The primary hematologic toxicity was myelosuppression. At all dose levels, grade 3/4 leukocytopenia and neutropenia was 11/18 (61.1%) and 12/18 (66.7%), respectively. Four patients developed febrile neutropenia (FN), but FN was managed by adequate supportive care, antibiotics, and G-CSFs. There were no dropouts. Fortunately, FN did not develop at the level 4 dose, but 2 patients had myelosuppression lasting no longer than 5 days. Moreover, 2 patients had FN at level 2 and 3 doses. The RD was set at the level 3 dose, which is safe and ethically appropriate. Yamasaki et al reported that the major toxicity of DCF, repeated every 3 weeks at a dose of DOC 70 mg/m², CDDP 70 mg/m², and 5-FU 700 mg/m², was myelosuppression and that the frequencies of grade 3/4 leukopenia and neutropenia in a phase II study were 72.5% and 90%, respectively.⁹ Ando et al reported toxicity with PF therapy when repeated every 3 weeks after surgery within 2 months. The dose levels were CDDP 70 mg/m² and 5-FU 700 mg/m². The side effects were leukocytopenia and neutropenia in 4% and 18%, respectively.¹⁹ We compared side effects between the present study and the previous report of PF. In our study, some patients had the worse side effect, myelosuppression, but it was tolerated by the patients and there was no chemotherapy-related death.

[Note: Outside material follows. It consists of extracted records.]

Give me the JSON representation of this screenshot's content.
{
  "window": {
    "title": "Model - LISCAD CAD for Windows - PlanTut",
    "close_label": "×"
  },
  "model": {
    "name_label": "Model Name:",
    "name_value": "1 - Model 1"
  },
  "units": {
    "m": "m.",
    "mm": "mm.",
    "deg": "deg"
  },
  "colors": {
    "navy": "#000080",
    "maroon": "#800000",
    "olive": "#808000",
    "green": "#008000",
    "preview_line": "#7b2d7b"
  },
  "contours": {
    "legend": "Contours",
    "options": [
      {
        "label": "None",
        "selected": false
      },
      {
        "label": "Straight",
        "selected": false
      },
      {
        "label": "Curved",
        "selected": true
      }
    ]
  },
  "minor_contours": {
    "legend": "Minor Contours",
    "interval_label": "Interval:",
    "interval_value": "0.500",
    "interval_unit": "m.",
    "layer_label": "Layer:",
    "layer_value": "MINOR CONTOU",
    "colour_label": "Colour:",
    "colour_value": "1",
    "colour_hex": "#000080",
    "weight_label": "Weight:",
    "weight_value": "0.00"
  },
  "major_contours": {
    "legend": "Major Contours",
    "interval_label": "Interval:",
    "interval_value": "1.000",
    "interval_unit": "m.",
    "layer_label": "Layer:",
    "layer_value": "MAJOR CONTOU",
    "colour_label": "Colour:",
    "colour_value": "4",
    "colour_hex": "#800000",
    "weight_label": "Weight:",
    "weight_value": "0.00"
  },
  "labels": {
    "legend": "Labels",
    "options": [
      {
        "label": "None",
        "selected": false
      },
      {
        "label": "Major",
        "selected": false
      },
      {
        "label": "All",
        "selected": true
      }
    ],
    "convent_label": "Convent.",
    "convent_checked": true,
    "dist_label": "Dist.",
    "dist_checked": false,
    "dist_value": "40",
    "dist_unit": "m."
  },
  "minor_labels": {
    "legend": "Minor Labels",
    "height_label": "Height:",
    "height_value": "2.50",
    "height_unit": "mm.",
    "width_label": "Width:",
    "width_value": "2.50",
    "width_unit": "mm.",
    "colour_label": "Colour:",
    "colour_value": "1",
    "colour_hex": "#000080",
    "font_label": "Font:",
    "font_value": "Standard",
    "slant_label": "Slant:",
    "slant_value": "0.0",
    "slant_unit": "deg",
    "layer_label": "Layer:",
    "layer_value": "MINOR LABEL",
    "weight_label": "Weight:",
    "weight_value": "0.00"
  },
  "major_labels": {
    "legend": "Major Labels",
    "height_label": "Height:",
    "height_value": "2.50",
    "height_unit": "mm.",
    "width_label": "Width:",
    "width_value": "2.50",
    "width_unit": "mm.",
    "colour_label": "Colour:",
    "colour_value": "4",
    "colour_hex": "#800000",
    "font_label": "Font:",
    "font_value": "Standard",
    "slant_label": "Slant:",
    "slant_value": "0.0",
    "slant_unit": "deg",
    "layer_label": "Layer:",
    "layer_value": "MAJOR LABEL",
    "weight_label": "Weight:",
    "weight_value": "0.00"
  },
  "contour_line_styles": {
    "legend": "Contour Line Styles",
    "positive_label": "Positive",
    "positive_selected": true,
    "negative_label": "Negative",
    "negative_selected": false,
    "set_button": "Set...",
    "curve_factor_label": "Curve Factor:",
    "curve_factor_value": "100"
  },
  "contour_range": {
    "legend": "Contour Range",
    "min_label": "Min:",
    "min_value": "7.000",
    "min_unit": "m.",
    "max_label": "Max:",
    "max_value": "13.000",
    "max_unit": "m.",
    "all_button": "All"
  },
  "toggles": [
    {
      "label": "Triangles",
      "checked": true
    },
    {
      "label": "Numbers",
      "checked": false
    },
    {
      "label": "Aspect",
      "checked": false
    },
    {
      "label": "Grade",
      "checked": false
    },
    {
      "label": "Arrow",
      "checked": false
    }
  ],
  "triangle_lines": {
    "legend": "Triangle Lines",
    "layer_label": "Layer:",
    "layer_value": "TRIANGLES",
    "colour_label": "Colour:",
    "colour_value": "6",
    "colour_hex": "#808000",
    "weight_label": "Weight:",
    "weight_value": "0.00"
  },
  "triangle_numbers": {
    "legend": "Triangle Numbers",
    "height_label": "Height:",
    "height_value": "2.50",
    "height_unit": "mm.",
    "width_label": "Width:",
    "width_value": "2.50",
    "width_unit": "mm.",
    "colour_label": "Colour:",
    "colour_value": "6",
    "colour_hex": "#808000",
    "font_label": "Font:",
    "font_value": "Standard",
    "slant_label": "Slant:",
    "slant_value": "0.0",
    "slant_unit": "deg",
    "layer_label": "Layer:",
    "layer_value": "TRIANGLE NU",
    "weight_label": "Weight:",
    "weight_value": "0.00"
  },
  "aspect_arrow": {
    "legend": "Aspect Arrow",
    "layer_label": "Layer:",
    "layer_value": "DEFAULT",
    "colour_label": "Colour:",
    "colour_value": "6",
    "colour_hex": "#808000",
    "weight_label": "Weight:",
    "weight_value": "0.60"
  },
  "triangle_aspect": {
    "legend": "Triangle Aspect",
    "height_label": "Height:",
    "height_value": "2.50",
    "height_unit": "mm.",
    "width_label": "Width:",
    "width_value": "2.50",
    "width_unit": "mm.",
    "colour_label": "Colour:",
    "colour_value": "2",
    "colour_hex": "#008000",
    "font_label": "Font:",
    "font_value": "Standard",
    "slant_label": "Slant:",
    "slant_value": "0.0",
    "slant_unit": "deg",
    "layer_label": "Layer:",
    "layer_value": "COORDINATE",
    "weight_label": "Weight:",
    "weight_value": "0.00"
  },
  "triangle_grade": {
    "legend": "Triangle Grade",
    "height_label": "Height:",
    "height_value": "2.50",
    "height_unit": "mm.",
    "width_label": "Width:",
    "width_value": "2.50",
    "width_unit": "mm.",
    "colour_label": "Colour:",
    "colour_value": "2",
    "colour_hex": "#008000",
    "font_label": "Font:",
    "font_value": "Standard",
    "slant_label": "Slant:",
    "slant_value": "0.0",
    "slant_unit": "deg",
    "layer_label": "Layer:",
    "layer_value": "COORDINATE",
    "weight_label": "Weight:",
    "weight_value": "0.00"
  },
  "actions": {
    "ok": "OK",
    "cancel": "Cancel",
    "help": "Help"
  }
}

In summary, the RD for DCF combination chemotherapy for advanced esophageal carcinoma in the present study was 70 mg/m² DOC plus 70 mg/m² CDDP on day 1 plus 700 mg/m² 5-FU on days 1 through 5 at 4-week intervals. This regimen was associated with relatively minor side effects and was administered safely at the RD. A phase II study is now under way to confirm these findings in a larger cohort.